Invece che relegarlo a un riempitivo popolato da personaggi pensati come
funzioni narrative o come semplici appendici del racconto, lo spazio famigliare
prende vita attraverso una drammaturgia che di moglie e figli fa i veri
teatranti all'interno del film. Placido ne dà legittimazione nell'immagine
finale in cui la natura onirica del contesto, quando i familiari e Marta Abba -
musa e attrice nella quale Pirandello trovò una platonica via di fuga ai propri
tormenti esistenziali -, radunati attorno alla salma di Pirandello per un
ultimo saluto, sembrano svelare la loro doppia natura, quella di esseri umani
in carne e ossa e allo stesso tempo proiezioni fantasmatiche dei personaggi che
hanno popolato le opere dello scrittore.
Seguendo
questo pensiero non solo la sovrapposizione tra arte e vita raccontata in
"Eterno visionario" è un tema comune a Placido, così come a tutti
quegli autori che hanno provato a raccontarlo per averlo sperimentato sulla
propria pelle, ma diventa particolare nell'analogia che vede il regista alle
prese con dei figli (Violante, Brenno e Michelangelo Placido) che allo stesso
modo di quelli di Pirandello hanno intrapreso la carriera artistica sapendo di
avere come metro di paragone la carriera di un padre così famoso.
"Eterno
visionario" è un film di Michele Placido anche nella continuità con cui il
regista, a partire da "Un eroe borghese", ha deciso di rileggere la
storia italiana attraverso altrettanti biopic dedicati a figure divorate dalle
proprie ossessioni, eppure in grado di attraversare il limite fino a essere
precursori (non solo Caravaggio ma anche Renato Vallanzasca nel suo campo lo
fu) del proprio tempo. Per non dire delle lunghe e continue frequentazioni
pirandelliane avute da Placido nel corso della sua carriera teatrale.
Da questo punto di vista
la riuscita di "Eterno visionario" va oltre la puntualità delle
interpretazioni - oltre a quella di Fabrizio Bentivoglio e Valeria Bruni
Tedeschi, bravi a dar vita alla follia del ménage matrimoniale, si distingue
anche Federica Vincenti nel ruolo della Abba - trovando motivo di interesse in
funzione didattica per la capacità di raccontare con chiarezza e semplicità i
meccanismi dell'arte e in particolare quelli che riguardano la genesi
dell'opera come pure di ragionare e far pensare alle similitudini tra la
teatralità dell'arte e quella della
vita. Caratteristiche queste che hanno come rovescio della medaglia il rischio
di una sintesi che deve dare conto di troppe cose (a cominciare dall'opera
omnia di Pirandello) e che così facendo ogni tanto trasforma la divulgazione in
un racconto didascalico. Come succede quando "Eterno visionario"

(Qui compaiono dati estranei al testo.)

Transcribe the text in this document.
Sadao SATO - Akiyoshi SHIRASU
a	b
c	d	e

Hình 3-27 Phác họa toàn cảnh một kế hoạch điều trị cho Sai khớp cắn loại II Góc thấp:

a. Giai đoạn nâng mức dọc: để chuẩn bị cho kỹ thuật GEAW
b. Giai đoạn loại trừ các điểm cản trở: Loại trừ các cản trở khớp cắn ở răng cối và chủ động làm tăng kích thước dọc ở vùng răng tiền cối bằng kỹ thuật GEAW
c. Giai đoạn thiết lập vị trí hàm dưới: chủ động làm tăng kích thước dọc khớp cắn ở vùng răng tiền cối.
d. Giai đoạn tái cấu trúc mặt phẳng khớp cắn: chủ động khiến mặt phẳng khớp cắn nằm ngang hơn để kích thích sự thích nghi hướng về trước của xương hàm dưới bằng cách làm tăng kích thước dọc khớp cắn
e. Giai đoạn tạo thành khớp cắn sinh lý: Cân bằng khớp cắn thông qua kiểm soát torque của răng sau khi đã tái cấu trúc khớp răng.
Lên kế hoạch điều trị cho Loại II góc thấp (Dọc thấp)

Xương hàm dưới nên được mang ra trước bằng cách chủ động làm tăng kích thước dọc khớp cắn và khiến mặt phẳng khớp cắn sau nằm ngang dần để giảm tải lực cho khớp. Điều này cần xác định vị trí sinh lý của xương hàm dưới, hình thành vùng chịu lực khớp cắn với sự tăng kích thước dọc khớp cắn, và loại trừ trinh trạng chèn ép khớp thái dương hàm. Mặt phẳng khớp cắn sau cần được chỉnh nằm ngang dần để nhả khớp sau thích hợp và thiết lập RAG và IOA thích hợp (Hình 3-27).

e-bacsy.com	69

riflettendo sulla modernità dell'opera del drammaturgo siciliano lo fa
attraverso una serie di stereotipi (l'omosessualità, il travestitismo) che esplicano
il tema senza riuscire ad approfondirlo. Ciò detto "Eterno
visionario" è una delle opere migliori del regista pugliese e comunque
all'altezza dell'amore sempiterno di Placido per il suo protagonista.